Accurately estimating the population and sociodemographics for small areas, such as a 100-meter geographical grid, is a complex task that requires the integration of a variety of open data sources, spatial analytics tecniques and computational capabilities.
In this post, we will shortly describe the step-by-step process of estimating population at this high accurate spatial level.
The methodology heavily depends on the types and quality of available data sources. Specifically, it is crucial that, in the country where we are estimating population for small areas, there are accessible cadaster data as open data. The existence of data about cadaster properties, buildings, and dwellings within them greatly facilitates the distribution of population in those dwellings. This is the case in Spain, for example, where it is fairly easy to model the population per building accurately and then upscale it to a 100-meter grid.

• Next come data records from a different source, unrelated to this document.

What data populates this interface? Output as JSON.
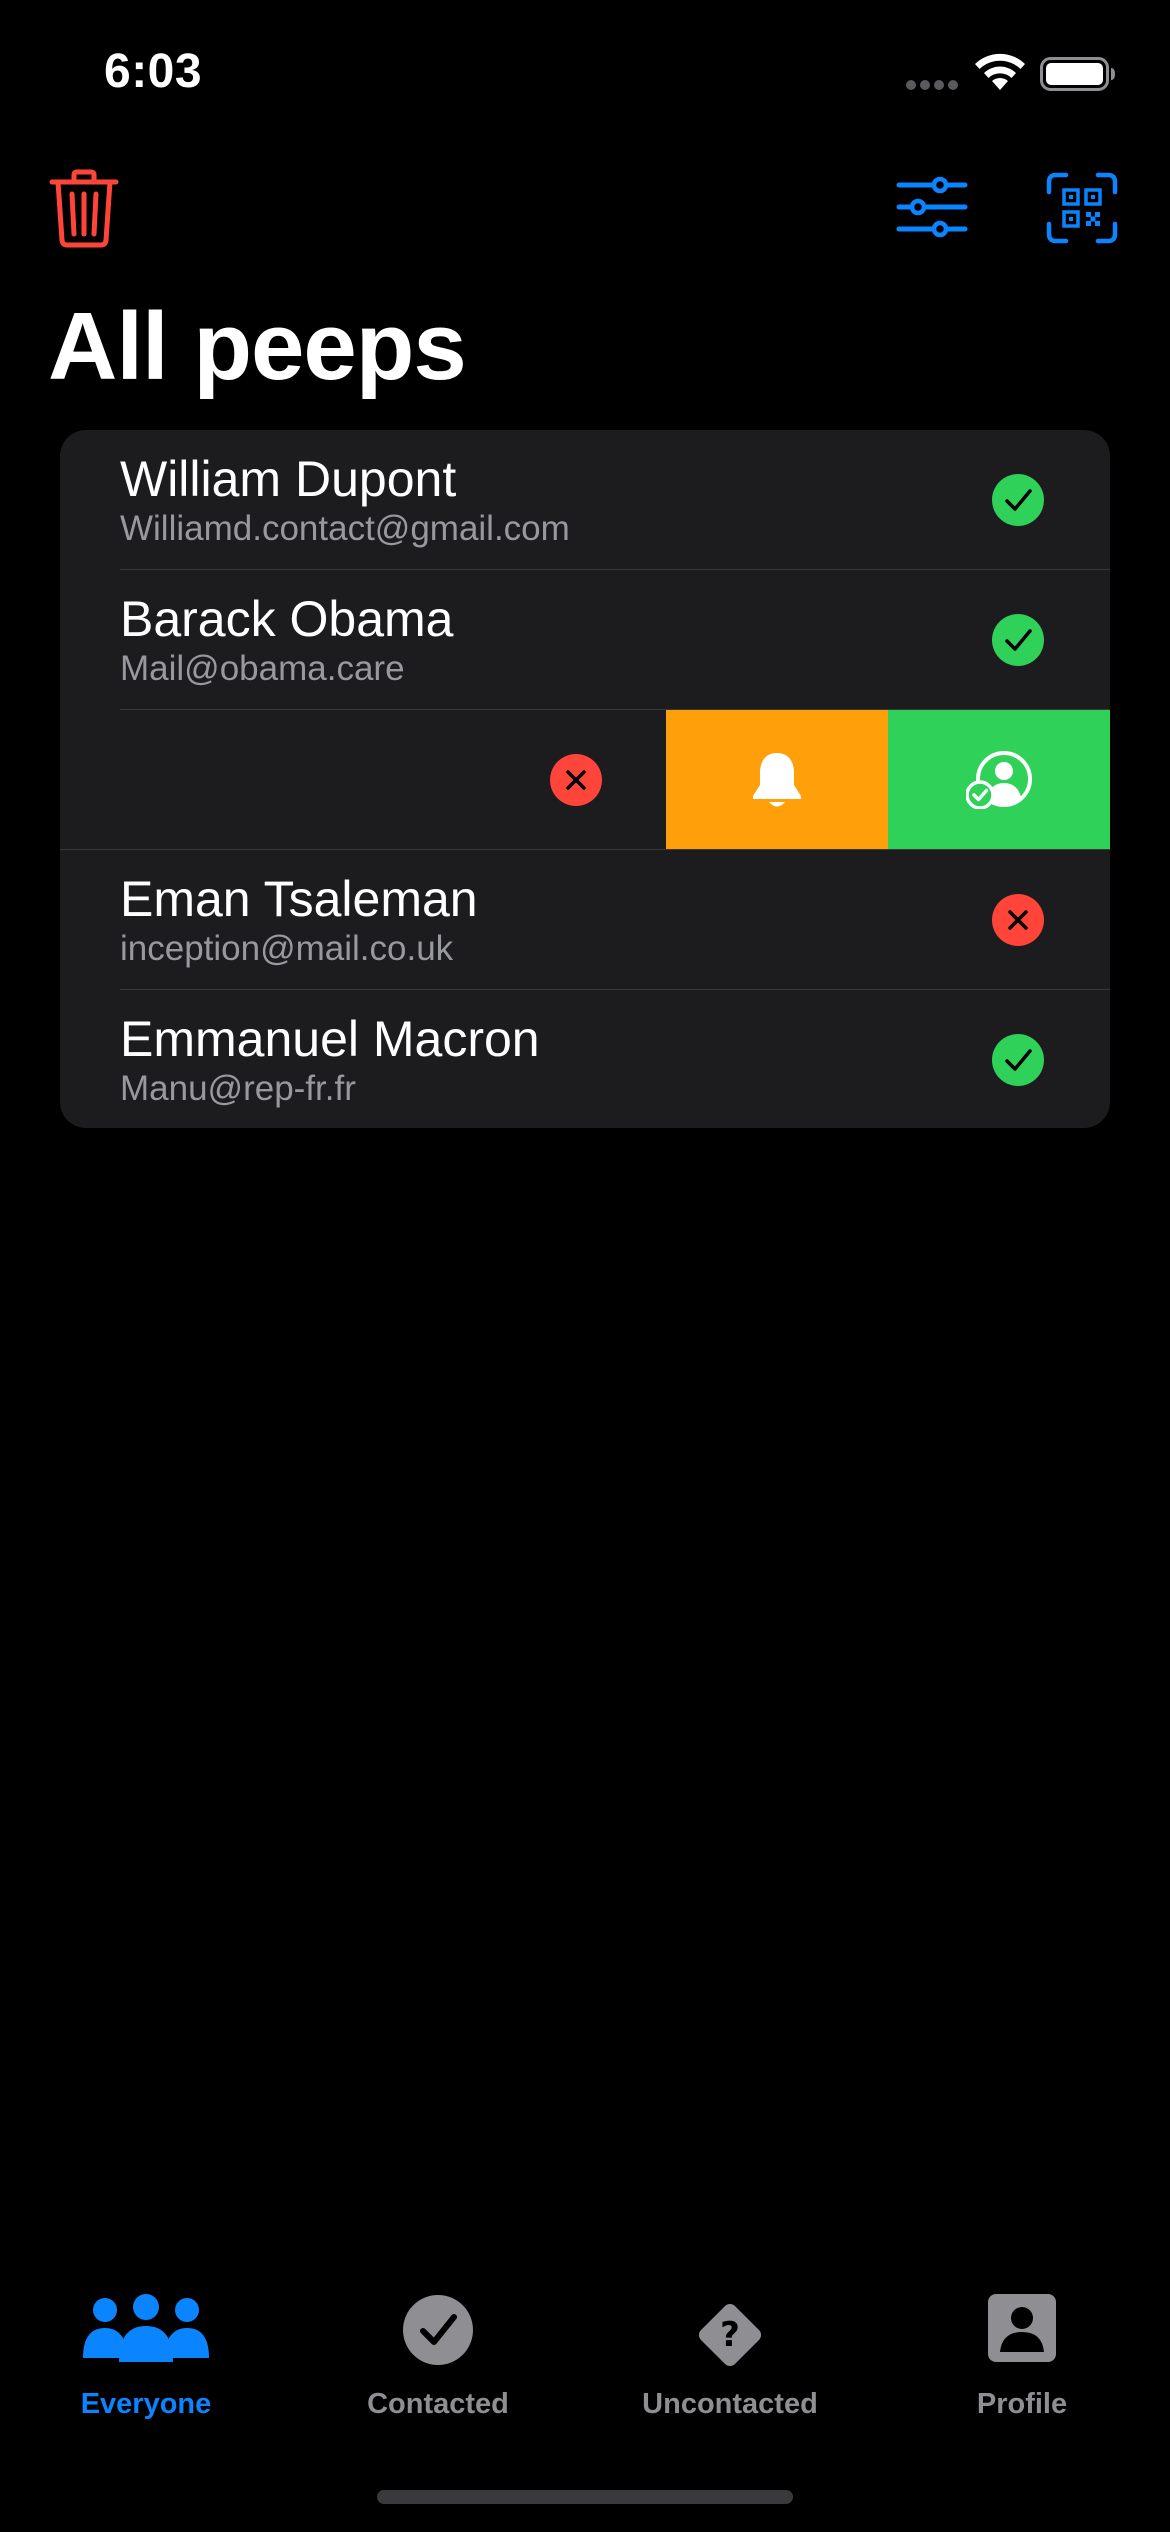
{
  "status_bar": {
    "time": "6:03",
    "icons": [
      "signal-icon",
      "wifi-icon",
      "battery-icon"
    ]
  },
  "nav": {
    "title": "All peeps",
    "icons": {
      "trash": "trash-icon",
      "filter": "sliders-icon",
      "qr": "qr-code-scan-icon"
    }
  },
  "contacts": [
    {
      "name": "William Dupont",
      "email": "Williamd.contact@gmail.com",
      "status": "contacted"
    },
    {
      "name": "Barack Obama",
      "email": "Mail@obama.care",
      "status": "contacted"
    },
    {
      "name": "",
      "email": "",
      "status": "uncontacted",
      "swiped": true
    },
    {
      "name": "Eman Tsaleman",
      "email": "inception@mail.co.uk",
      "status": "uncontacted"
    },
    {
      "name": "Emmanuel Macron",
      "email": "Manu@rep-fr.fr",
      "status": "contacted"
    }
  ],
  "swipe_actions": [
    {
      "icon": "bell-icon",
      "color": "#ff9f0a"
    },
    {
      "icon": "person-checkmark-icon",
      "color": "#30d158"
    }
  ],
  "tab_bar": {
    "tabs": [
      {
        "label": "Everyone",
        "icon": "people-icon",
        "active": true
      },
      {
        "label": "Contacted",
        "icon": "checkmark-circle-icon",
        "active": false
      },
      {
        "label": "Uncontacted",
        "icon": "question-diamond-icon",
        "active": false
      },
      {
        "label": "Profile",
        "icon": "person-square-icon",
        "active": false
      }
    ]
  },
  "colors": {
    "accent": "#0a84ff",
    "destructive": "#ff453a",
    "success": "#30d158",
    "warning": "#ff9f0a",
    "card": "#1c1c1e",
    "background": "#000000"
  }
}
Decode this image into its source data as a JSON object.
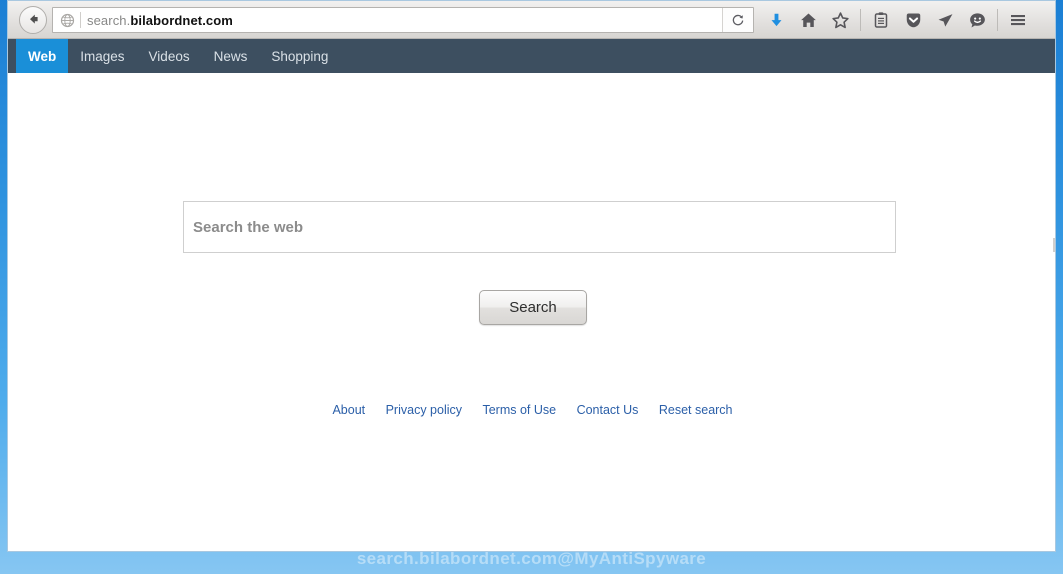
{
  "browser": {
    "back_label": "Back",
    "identity_icon": "globe-icon",
    "url_prefix": "search.",
    "url_domain": "bilabordnet.com",
    "url_full": "search.bilabordnet.com",
    "reload_label": "Reload",
    "toolbar_icons": [
      {
        "name": "download-icon",
        "glyph": "⬇",
        "color": "#1f8fe0",
        "label": "Downloads"
      },
      {
        "name": "home-icon",
        "glyph": "⌂",
        "color": "#57565a",
        "label": "Home"
      },
      {
        "name": "bookmark-star-icon",
        "glyph": "☆",
        "color": "#57565a",
        "label": "Bookmark this page"
      },
      {
        "name": "reader-list-icon",
        "glyph": "Ὄb",
        "color": "#57565a",
        "label": "Reading list"
      },
      {
        "name": "pocket-icon",
        "glyph": "▼",
        "color": "#57565a",
        "label": "Save to Pocket"
      },
      {
        "name": "send-icon",
        "glyph": "➤",
        "color": "#57565a",
        "label": "Send tab"
      },
      {
        "name": "feedback-smiley-icon",
        "glyph": "☺",
        "color": "#57565a",
        "label": "Feedback"
      },
      {
        "name": "hamburger-menu-icon",
        "glyph": "☰",
        "color": "#57565a",
        "label": "Open menu"
      }
    ]
  },
  "site_nav": {
    "items": [
      {
        "label": "Web",
        "active": true
      },
      {
        "label": "Images",
        "active": false
      },
      {
        "label": "Videos",
        "active": false
      },
      {
        "label": "News",
        "active": false
      },
      {
        "label": "Shopping",
        "active": false
      }
    ],
    "bar_color": "#3d4f60",
    "active_color": "#1a8fd8"
  },
  "search": {
    "value": "",
    "placeholder": "Search the web",
    "button_label": "Search"
  },
  "footer": {
    "links": [
      {
        "label": "About"
      },
      {
        "label": "Privacy policy"
      },
      {
        "label": "Terms of Use"
      },
      {
        "label": "Contact Us"
      },
      {
        "label": "Reset search"
      }
    ],
    "link_color": "#2b5fa8"
  },
  "watermark": {
    "text": "search.bilabordnet.com@MyAntiSpyware"
  }
}
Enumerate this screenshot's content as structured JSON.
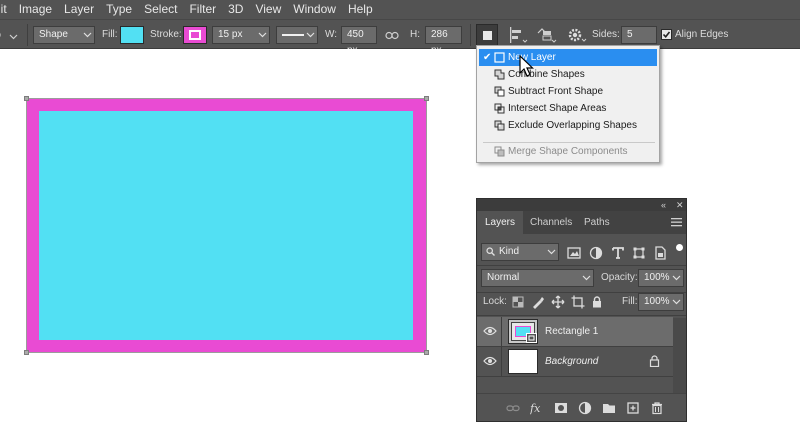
{
  "menubar": {
    "items": [
      "dit",
      "Image",
      "Layer",
      "Type",
      "Select",
      "Filter",
      "3D",
      "View",
      "Window",
      "Help"
    ]
  },
  "options": {
    "tool_mode": "Shape",
    "fill_label": "Fill:",
    "stroke_label": "Stroke:",
    "stroke_width": "15 px",
    "w_label": "W:",
    "w_value": "450 px",
    "h_label": "H:",
    "h_value": "286 px",
    "sides_label": "Sides:",
    "sides_value": "5",
    "align_edges_label": "Align Edges",
    "align_edges_checked": true
  },
  "colors": {
    "fill": "#52e0f3",
    "stroke": "#e94bd3",
    "ui_bg": "#535353",
    "selection": "#2a8ef0"
  },
  "path_operations_menu": {
    "items": [
      {
        "label": "New Layer",
        "icon": "new-layer-icon",
        "selected": true,
        "checked": true
      },
      {
        "label": "Combine Shapes",
        "icon": "combine-shapes-icon"
      },
      {
        "label": "Subtract Front Shape",
        "icon": "subtract-shape-icon"
      },
      {
        "label": "Intersect Shape Areas",
        "icon": "intersect-shapes-icon"
      },
      {
        "label": "Exclude Overlapping Shapes",
        "icon": "exclude-shapes-icon"
      }
    ],
    "disabled_item": {
      "label": "Merge Shape Components",
      "icon": "merge-components-icon"
    }
  },
  "layers_panel": {
    "tabs": [
      "Layers",
      "Channels",
      "Paths"
    ],
    "active_tab": "Layers",
    "filter_kind": "Kind",
    "blend_mode": "Normal",
    "opacity_label": "Opacity:",
    "opacity_value": "100%",
    "lock_label": "Lock:",
    "fill_label": "Fill:",
    "fill_value": "100%",
    "layers": [
      {
        "name": "Rectangle 1",
        "selected": true,
        "visible": true
      },
      {
        "name": "Background",
        "selected": false,
        "visible": true,
        "locked": true
      }
    ]
  }
}
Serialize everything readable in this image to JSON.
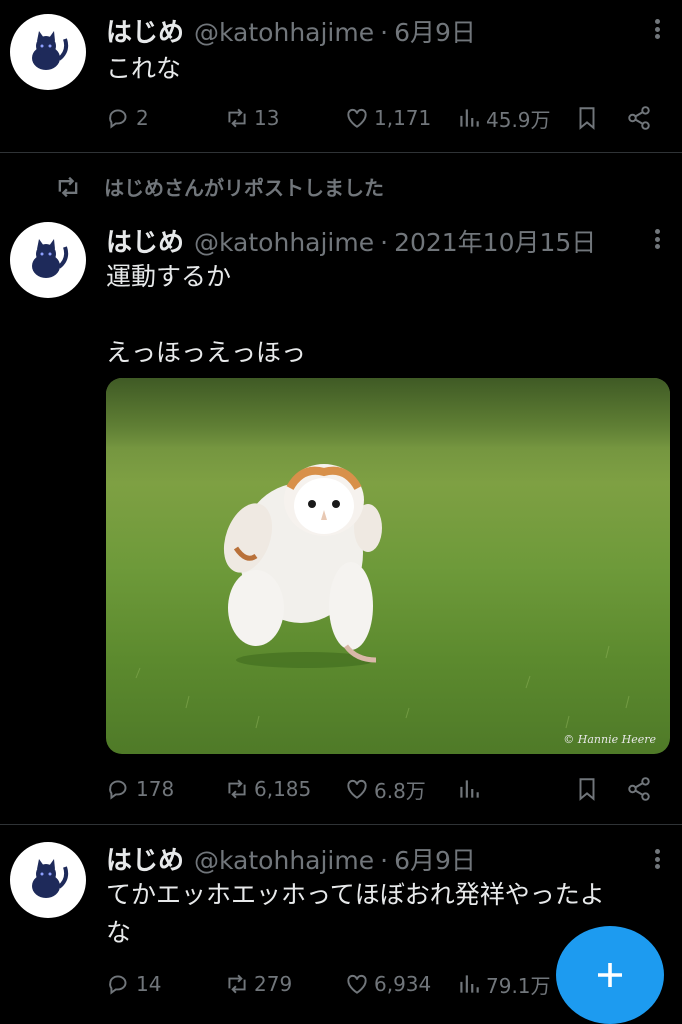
{
  "tweets": [
    {
      "name": "はじめ",
      "handle": "@katohhajime",
      "dot": "·",
      "date": "6月9日",
      "text": "これな",
      "replies": "2",
      "reposts": "13",
      "likes": "1,171",
      "views": "45.9万"
    },
    {
      "repost_notice": "はじめさんがリポストしました",
      "name": "はじめ",
      "handle": "@katohhajime",
      "dot": "·",
      "date": "2021年10月15日",
      "text_line1": "運動するか",
      "text_line2": "えっほっえっほっ",
      "photo_credit": "© Hannie Heere",
      "replies": "178",
      "reposts": "6,185",
      "likes": "6.8万"
    },
    {
      "name": "はじめ",
      "handle": "@katohhajime",
      "dot": "·",
      "date": "6月9日",
      "text_line1": "てかエッホエッホってほぼおれ発祥やったよ",
      "text_line2": "な",
      "replies": "14",
      "reposts": "279",
      "likes": "6,934",
      "views": "79.1万"
    }
  ],
  "fab": {
    "icon": "plus-icon",
    "color": "#1d9bf0"
  },
  "colors": {
    "background": "#000000",
    "text": "#e7e9ea",
    "muted": "#71767b",
    "accent": "#1d9bf0"
  }
}
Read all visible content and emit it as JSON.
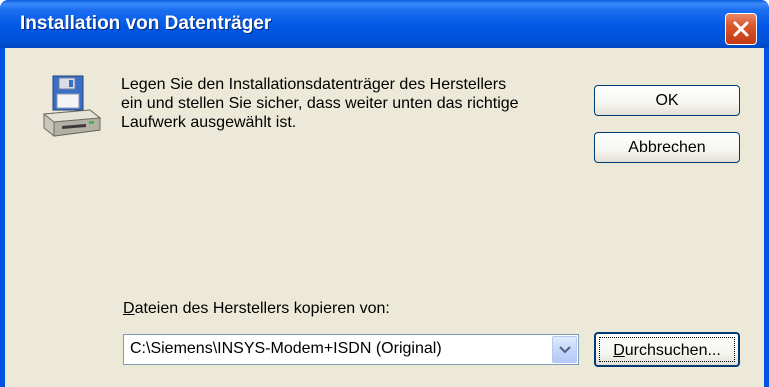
{
  "window": {
    "title": "Installation von Datenträger",
    "close_icon": "close-icon"
  },
  "message": {
    "text": "Legen Sie den Installationsdatenträger des Herstellers\nein und stellen Sie sicher, dass weiter unten das richtige\nLaufwerk ausgewählt ist.",
    "icon": "floppy-disk-drive-icon"
  },
  "buttons": {
    "ok_label": "OK",
    "cancel_label": "Abbrechen",
    "browse_label_prefix": "D",
    "browse_label_rest": "urchsuchen..."
  },
  "copy_from": {
    "label_prefix": "D",
    "label_rest": "ateien des Herstellers kopieren von:",
    "value": "C:\\Siemens\\INSYS-Modem+ISDN (Original)",
    "dropdown_icon": "chevron-down-icon"
  },
  "colors": {
    "titlebar": "#0054e3",
    "client_bg": "#ece9d8",
    "close_button": "#d9562b"
  }
}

However, there are many countries, even within areas with considerable development in open data and transparency such as the European Union, that do not publicly publish cadaster property data. In this post, we will focus on this case, presenting how we estimate population at a 100-meter grid level in Italy, where cadaster open data is not published. We have applied analog methodology in other countries such as Portugal or Greece.
1. Accessing and Downloading Population Census Data
The first step is an easy one: accessing and downloading the most recent census data available at the census tract level. Census tracts (or census sections) are small, relatively permanent statistical subdivisions of a county, municipality or equivalent entity, designed to be relatively homogeneous with respect to population size and, therefore, sociodemographics. This small size and relatively high homogeneity make configure the census tract as an acceptable small area unit for spatial analytics, but very often it is still too large.
The number of census sections, their size, and population vary across different countries in Europe. In general, census sections are geographical divisions used for conducting censuses and gathering demographic data. In countries like Germany and France, census sections are referred to as «census districts» and typically have an average size ranging from 1,000 to 3,000 inhabitants. In Spain, census sections usually have a mean size of around 1,000 to 2,000 inhabitants. These sections are created considering criteria such as territorial homogeneity and population density.
The census data typically includes information such as population counts, demographic attributes, and sometimes dwelling unit counts for each tract. This data serves as the baseline for estimating the population at the 100-meter geographical grid level.
In Italy, census sections, known as «sezioni di censimento,» are quite small geographic areas used for data collection and demographic analysis. These tracts vary in size and population. There are around 400.000 census tracts, for 60.5M inhabitants, which results in 150 people per census tract in average. Average, that beatiful but non existing value indicator…
Quite small areas, but when we look at the map we realize there are some large census sections with large area and very small population, as their land use es agricultural or landscape.
2. Creating a Building Layer
The population in each census sections live in the buildings that are within the section. In a country like Italy, where no Cadaster data is open, we need alternative sources of building data. To create a building layer for the area of interest, OpenStreetMap (OSM) data and machine learning (ML) image analysis projects can be utilized. OSM is a collaborative mapping project that provides free and editable map data. By extracting building footprints from OSM, we can obtain a comprehensive representation of buildings within the area.
Additionally, ML image analysis projects, such as those utilizing satellite or aerial imagery, are a key source in identifying and mapping buildings accurately, as the main limitation of OSM as a sistematical analysis data souce is its lack of consistency: being yet a crowdsource maping project, some areas are very well mapped and have fairly good coverage, while other areas are very poorly mapped. This results in error that are not easily detected. And this is why other empirical, mor systematically generated sources are needed.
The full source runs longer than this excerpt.